Seorang Profesor setengah tua tinggal sendirian di Kota Shibuya. Namanya Profesor Hidesamuro Ueno. Dia hanya ditemani seekor anjing kesayangannya, Hachiko. Begitu akrab hubungan anjing dan tuannya itu sehingga kemanapun pergi Hachiko selalu mengantar. Profesor itu setiap hari berangkat mengajar di universitas selalu menggunakan kereta api.. Hachiko pun setiap hari setia menemani Profesor sampai stasiun. Di stasiun Shibuya ini Hachiko dengan setia menunggui tuannya pulang tanpa beranjak pergi sebelum sang profesor kembali. Dan ketika Profesor Ueno kembali dari mengajar dengan kereta api, dia selalu mendapati Hachiko sudah menunggu dengan setia di stasiun. Begitu setiap hari yang dilakukan Hachiko tanpa pernah bosan.
Musim dingin di Jepang tahun ini begitu parah. Semua tertutup salju. Udara yang dingin menusuk sampai ke tulang sumsum membuat warga kebanyakan enggan ke luar rumah dan lebih memilih tinggal dekat perapian yang hangat.
Pagi itu, seperti biasa sang Profesor berangkat mengajar ke kampus. Dia seorang profesor yang sangat setia pada profesinya. Udara yang sangat dingin tidak membuatnya malas untuk menempuh jarak yang jauh menuju kampus tempat ia mengajar. Usia yang semakin senja dan tubuh yang semakin rapuh juga tidak membuat dia beralasan untuk tetap tinggal di rumah. Begitu juga Hachiko, tumpukan salju yang tebal dimana-mana tidak menyurutkan kesetiaan menemani tuannya berangkat kerja. Dengan jaket tebal dan payung yang terbuka, Profesor Ueno berangkat ke stasun Shibuya bersama Hachiko.
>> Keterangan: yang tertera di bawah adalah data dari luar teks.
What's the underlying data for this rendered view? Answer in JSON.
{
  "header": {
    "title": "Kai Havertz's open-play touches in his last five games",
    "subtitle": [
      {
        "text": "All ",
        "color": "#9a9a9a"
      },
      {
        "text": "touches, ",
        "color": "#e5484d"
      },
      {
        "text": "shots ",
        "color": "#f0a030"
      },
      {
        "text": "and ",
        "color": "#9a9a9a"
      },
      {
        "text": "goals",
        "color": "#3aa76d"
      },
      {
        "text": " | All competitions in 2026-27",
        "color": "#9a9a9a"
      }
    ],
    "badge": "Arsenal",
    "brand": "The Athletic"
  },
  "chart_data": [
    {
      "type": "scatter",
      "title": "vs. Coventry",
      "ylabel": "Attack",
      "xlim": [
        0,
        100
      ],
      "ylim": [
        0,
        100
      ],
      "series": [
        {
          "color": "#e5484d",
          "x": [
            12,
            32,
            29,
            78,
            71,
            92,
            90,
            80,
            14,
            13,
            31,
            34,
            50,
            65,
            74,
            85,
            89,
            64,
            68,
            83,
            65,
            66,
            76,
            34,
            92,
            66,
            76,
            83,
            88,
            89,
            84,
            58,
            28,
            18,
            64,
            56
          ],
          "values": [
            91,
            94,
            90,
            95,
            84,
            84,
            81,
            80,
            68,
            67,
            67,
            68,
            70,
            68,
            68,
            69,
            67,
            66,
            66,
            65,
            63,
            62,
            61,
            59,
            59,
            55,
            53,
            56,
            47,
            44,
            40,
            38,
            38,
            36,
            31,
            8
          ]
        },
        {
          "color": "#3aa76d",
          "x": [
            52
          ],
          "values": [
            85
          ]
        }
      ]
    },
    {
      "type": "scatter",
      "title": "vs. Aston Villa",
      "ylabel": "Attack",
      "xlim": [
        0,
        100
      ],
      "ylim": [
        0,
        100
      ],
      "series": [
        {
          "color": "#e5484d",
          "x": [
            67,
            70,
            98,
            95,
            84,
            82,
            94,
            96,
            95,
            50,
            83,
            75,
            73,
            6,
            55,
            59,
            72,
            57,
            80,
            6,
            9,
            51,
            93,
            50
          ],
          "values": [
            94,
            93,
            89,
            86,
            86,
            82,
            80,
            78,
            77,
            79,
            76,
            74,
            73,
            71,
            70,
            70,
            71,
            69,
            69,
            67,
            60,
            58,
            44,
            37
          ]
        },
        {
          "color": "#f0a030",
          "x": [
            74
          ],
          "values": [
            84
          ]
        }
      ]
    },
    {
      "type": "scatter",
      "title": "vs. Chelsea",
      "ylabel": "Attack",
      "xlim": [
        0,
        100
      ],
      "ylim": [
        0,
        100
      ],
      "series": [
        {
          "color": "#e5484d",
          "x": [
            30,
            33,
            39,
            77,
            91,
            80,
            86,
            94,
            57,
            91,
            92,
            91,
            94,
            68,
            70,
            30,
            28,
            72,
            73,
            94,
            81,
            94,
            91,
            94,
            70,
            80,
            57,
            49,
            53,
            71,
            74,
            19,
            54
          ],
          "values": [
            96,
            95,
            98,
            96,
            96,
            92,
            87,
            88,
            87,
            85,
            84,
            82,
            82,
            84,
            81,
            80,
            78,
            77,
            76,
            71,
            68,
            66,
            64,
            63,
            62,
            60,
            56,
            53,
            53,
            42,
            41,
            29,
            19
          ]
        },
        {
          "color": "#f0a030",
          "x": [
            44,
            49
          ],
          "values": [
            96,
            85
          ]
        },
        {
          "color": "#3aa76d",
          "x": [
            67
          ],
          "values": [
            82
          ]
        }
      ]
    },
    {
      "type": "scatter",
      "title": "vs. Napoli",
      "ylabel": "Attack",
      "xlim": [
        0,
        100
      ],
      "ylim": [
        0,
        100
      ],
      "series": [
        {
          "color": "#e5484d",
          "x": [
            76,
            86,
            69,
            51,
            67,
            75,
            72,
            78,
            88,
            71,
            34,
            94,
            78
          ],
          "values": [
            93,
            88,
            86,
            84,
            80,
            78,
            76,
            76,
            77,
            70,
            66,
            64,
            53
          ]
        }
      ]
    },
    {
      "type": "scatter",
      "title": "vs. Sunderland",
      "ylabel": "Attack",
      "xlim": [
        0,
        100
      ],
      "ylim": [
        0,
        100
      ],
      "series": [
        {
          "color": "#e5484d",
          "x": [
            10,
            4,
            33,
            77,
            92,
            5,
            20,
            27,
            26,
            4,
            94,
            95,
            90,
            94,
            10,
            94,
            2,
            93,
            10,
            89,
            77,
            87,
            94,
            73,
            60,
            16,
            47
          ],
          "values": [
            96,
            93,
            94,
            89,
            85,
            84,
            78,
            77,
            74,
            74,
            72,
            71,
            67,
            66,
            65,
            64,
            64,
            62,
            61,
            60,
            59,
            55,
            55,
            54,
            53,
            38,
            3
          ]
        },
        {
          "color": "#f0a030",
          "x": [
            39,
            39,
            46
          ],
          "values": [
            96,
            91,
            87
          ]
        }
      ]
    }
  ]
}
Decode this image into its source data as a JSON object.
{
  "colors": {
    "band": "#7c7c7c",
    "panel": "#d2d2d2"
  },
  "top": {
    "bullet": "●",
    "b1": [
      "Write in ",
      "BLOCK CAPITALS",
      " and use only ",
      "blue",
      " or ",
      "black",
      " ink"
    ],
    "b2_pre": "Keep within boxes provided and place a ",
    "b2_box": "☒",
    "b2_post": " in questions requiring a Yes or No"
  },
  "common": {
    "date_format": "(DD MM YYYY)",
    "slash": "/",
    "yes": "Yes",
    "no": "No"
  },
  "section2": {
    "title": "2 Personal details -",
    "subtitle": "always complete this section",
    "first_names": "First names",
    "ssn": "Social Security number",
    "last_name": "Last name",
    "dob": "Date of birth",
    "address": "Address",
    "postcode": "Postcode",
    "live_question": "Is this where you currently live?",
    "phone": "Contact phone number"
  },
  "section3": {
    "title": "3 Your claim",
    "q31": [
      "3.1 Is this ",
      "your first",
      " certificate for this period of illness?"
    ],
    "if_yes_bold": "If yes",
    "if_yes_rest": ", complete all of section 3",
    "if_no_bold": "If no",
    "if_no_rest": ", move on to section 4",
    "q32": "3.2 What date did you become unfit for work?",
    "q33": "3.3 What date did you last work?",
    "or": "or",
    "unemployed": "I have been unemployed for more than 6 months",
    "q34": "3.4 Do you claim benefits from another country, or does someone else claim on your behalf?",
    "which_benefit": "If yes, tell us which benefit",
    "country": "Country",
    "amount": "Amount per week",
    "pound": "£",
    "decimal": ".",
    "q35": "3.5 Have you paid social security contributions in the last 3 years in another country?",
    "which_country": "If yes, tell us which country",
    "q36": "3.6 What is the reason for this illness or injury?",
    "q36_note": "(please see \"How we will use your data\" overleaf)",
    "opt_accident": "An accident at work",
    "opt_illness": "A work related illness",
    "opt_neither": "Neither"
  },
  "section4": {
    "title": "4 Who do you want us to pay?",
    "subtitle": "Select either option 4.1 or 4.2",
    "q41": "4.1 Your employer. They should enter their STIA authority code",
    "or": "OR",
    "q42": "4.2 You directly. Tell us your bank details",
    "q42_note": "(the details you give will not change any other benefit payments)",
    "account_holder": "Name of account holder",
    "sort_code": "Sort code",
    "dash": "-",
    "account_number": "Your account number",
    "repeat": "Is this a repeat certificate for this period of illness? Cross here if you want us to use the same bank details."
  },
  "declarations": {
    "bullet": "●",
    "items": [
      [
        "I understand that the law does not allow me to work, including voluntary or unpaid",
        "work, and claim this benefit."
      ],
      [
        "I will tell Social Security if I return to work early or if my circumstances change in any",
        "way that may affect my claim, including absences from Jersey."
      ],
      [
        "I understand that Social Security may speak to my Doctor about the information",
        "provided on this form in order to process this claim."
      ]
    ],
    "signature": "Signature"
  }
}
Tempat mengajar Profesor Ueno sebenarnya tidak terlalu jauh dari tempat tinggalnya. Tapi memang sudah menjadi kesukaan dan kebiasaan Profesor untuk naik kereta setiap berangkat maupun pulang dari universitas.
Kereta api datang tepat waktu. Bunyi gemuruh disertai terompet panjang seakan sedikit menghangatkan stasiun yang penuh dengan orang-orang yang sudah menunggu itu. Seorang awak kereta yang sudah hafal dengan Profesor Ueno segera berteriak akrab ketika kereta berhenti. Ya, hampir semua pegawai stasiun maupun pegawai kereta kenal dengan Profesor Ueno dan anjingnya yang setia itu, Hachiko. Karena memang sudah bertahun-tahun dia menjadi pelanggan setia kendaraan berbahan bakar batu bara itu.
Setelah mengelus dengan kasih sayang kepada anjingnya layaknya dua orang sahabat karib, Profesor naik ke gerbong yang biasa ia tumpangi. Hachiko memandangi dari tepian balkon ke arah menghilangnya profesor dalam kereta, seakan dia ingin mengucapkan,” saya akan menunggu tuan kembali.”
“Anjing manis, jangan pergi ke mana-mana ya, jangan pernah pergi sebelum tuan kamu ini pulang!” teriak pegawai kereta setengah berkelakar.
Seakan mengerti ucapan itu, Hachiko menyambut dengan suara agak keras,”guukh!”
Tidak berapa lama petugas balkon meniup peluit panjang, pertanda kereta segera berangkat. Hachiko pun tahu arti tiupan peluit panjang itu. Makanya dia seakan-akan bersiap melepas kepergian profesor tuannya dengan gonggongan ringan. Dan didahului semburan asap yang tebal, kereta pun berangkat. Getaran yang agak keras membuat salju-salju yang menempel di dedaunan sekitar stasiun sedikit berjatuhan.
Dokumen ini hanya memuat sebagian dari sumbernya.